Tuesday, January 15, 2013


Infidels, Hermaphrodites, and Other Animals:
On the Boundaries of the Human in the Middle Ages
Leah De Vun, Rutgers University

Friday, February 1
7:30
CUNY Graduate Center, English Department Lounge
365 Fifth Avenue, Room 4406

This paper examines hermaphroditism in light of questions about the nature of humanity in the late Middle Ages/early Renaissance. In the late Middle Ages, scholastic natural philosophers – inspired by newly available classical texts – began to construct taxonomies of organisms in which sexual difference played a central role. Scholastics identified the absence of distinct sex, shifting sex, and monstrous genitalia as key characteristics of nonhuman categories of beings, including plants, animals, and demons.

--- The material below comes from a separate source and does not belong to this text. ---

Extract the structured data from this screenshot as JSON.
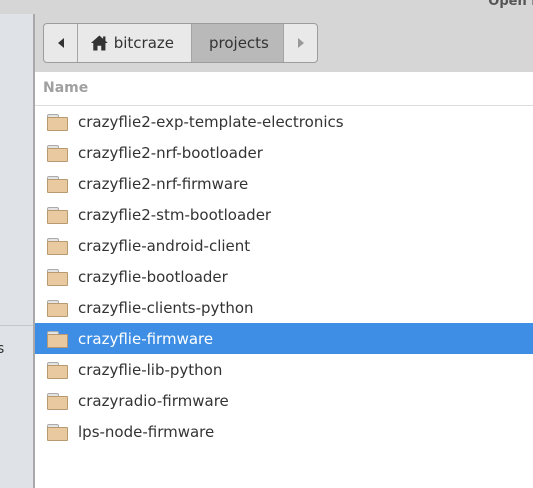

The apparent boundaries between male/female and human/nonhuman intersected with other sorts of boundaries: visual art in bestiaries, maps, travel literature, and marginalia indicated that Jews and Muslims too were in some sense hermaphrodites. Sexual difference became a way to distinguish between not only humans and non-humans, but also Christians and non-Christians and Europeans and non-Europeans. If humans were distinct from animals inasmuch as they had only two sexes, then humans who displayed multiple sexes or the attributes of multiple sexes approached the condition of beasts and therefore lost the subjectivity and dignity unique to humanity. I argue that in texts and images from the twelfth to the fifteenth century hermaphrodites operate as pivotal figures that reinforced not only sexual, but also religious and racial difference.